Я посмотрел на нее пристально. Улыбка сползла с ее лица, и она бросила на меня взгляд, полный холодного подозрения: Тогда я засмеялся и лег на пол, чтобы было удобнее. Мне было ужасно весело. По, натуре и по наследственности я страшный хохотун, но тут я дошел до предела. Когда я высмеялся до конца, Мэйми сидела повернувшись ко мне спиной и вся заряженная достоинством.
- Не сердитесь, Мэйми, - сказал я. - Никак не мог удержаться. Вы так смешно причесались. Если бы вы только могли видеть...
- Не рассказывайте мне басни, сэр, - сказала Мэйми холодно и внушительно. - Мои волосы в полном порядке, Я знаю, над чем вы смеялись! Посмотрите Джефф, - прибавила она, глядя сквозь щель между бревнами на улицу.
Я открыл маленькое деревянное окошко к выглянул. Все русло реки было затоплено, и бугор, на котором стоял домик, превратился в остров, окруженный бушующим потоком желтой воды ярдов в сто шириною. А дождь все лил. Нам оставалось только сидеть здесь и ждать, когда голубь принесет нам оливковую ветвь.

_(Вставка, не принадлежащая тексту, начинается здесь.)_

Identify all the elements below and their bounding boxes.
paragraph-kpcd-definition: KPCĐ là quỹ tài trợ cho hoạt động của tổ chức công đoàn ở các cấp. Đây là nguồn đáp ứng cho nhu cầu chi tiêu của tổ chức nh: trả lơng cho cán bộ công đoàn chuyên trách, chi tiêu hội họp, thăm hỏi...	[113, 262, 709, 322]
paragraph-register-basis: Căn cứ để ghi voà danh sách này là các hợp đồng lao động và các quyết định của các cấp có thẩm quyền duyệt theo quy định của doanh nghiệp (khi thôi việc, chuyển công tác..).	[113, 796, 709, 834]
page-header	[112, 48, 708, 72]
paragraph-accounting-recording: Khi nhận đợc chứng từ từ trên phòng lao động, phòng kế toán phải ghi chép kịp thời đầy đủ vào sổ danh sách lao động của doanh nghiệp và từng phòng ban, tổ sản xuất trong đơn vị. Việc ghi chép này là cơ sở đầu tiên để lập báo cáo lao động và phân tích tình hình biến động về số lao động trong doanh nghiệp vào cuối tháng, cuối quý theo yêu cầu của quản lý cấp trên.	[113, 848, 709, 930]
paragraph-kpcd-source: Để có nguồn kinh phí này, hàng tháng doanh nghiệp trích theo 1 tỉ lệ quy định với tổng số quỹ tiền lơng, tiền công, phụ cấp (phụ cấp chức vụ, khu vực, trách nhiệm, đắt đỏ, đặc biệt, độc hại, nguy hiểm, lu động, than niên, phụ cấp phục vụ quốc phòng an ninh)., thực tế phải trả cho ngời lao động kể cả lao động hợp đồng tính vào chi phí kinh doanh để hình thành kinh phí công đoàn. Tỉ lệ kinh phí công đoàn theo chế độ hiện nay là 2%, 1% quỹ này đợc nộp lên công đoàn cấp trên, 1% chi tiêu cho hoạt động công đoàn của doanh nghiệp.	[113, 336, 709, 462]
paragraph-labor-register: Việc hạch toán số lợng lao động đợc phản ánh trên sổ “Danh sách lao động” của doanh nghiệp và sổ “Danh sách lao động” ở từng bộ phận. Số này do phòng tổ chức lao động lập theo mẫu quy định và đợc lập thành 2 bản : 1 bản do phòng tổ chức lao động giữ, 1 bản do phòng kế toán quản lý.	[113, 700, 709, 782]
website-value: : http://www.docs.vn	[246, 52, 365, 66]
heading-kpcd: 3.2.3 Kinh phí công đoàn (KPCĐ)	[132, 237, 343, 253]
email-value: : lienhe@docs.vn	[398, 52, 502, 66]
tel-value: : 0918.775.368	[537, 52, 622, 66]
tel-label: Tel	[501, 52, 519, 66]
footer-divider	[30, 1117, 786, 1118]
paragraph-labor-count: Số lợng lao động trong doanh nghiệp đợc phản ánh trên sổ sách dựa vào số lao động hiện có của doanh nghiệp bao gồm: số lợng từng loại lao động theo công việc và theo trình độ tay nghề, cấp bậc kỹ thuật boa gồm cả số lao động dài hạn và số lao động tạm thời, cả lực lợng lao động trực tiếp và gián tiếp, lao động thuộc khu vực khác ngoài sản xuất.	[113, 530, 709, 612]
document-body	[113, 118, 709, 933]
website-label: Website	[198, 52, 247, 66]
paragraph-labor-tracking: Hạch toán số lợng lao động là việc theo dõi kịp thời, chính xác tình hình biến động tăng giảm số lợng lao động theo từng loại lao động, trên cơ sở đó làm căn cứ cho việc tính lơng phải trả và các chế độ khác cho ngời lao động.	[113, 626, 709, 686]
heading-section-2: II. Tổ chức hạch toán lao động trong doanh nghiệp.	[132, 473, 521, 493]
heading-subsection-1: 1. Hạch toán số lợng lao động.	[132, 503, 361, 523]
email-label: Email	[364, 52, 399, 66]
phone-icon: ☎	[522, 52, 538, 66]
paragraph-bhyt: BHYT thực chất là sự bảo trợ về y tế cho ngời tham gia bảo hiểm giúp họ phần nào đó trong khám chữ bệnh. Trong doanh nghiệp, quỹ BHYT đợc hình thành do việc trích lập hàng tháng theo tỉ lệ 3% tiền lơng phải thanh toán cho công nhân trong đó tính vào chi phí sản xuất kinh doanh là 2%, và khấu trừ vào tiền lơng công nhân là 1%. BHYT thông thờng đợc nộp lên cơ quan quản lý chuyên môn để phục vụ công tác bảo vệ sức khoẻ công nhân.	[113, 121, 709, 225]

Я вынужден признаться, что разговоры и развлечения в этот день отличались некоторой вялостью. Я сознавал, что Мэйми опять усвоила себе слишком односторонний взгляд на вещи, но не в моих силах было изменить это. Сам я был пропитан желанием поесть. Меня посещали котлетные галлюцинации и ветчинные видения, и я все время говорил себе: "Ну, что ты теперь скушаешь, Джефф? Что ты закажешь, старичина, когда придет официант?" Я выбирал из меню самые любимые блюда представлял себе, как их ставят передо мною на стол. Вероятно, так бывает со всеми очень голодными людьми. Они не могут сосредоточить свои мысли ни на чем, кроме еды. Выходит, что самое главное-это вовсе не бессмертие души и не международный мир, а маленький столик с кривоногим судком, фальсифицированным вустерским соусом и салфеткой, прикрывающей кофейные пятна на скатерти.
Я сидел так, пережевывая, увы, только свои мысли, и горячо споря сам с собой, какой я буду есть бифштекс с шампиньонами или по-креольски. Мэйми сидела напротив, задумчивая, склонив голову на руки. "Картошку пусть изжарят по- деревенски, - говорил я сам себе, - а рулет пусть жарится, на сковородке. И на ту же сковородку выпустите девять яиц". Я тщательно обыскал свои карманы, не найдется ли там случайно земляной орех или несколько зерен кукурузы.
Наступил второй вечер, а река все поднималась и дождь все лил. Я посмотрел на Мэйми и прочел на ее лице тоску, которая появляется на физиономии девушки, когда она проходит мимо будки с мороженым. Я знал, что бедняжка голодна, может быть, в первый раз в жизни. У нее был тот озабоченный взгляд, который бывает у женщины, когда она опаздывает к обеду или чувствует, что у нее сзади расстегнулась юбка.
Было что-то вроде одиннадцати часов. Мы сидели в нашей потерпевшей крушение каюте, молчаливые и угрюмые. Я откидывал мои мозги от съестных тем, но они шлепались обратно на то же место, прежде чем я успевал укрепить их в другой позиции. Я думал обо всех вкусных вещах, о которых когда-либо слышал, Я углубился в мои детские годы и с пристрастием и почтением вспоминал горячий бисквит, смоченный в патоке, и ветчину под соусом. Потом я поехал дальше по своей жизни останавливаясь на свежих и моченых яблоках, оладьях и кленовом сиропе, на маисовой каше, на жареных по-виргииски цыплятах, на вареной кукурузе, свиных котлетах и на пирогах с бататами, и кончил бруисвикским рагу, которое является высшей точкой всех вкусных вещей, потому что заключает в себе все вкусные вещи.
Говорят, перед утопающим проходит панорама всей его жизни.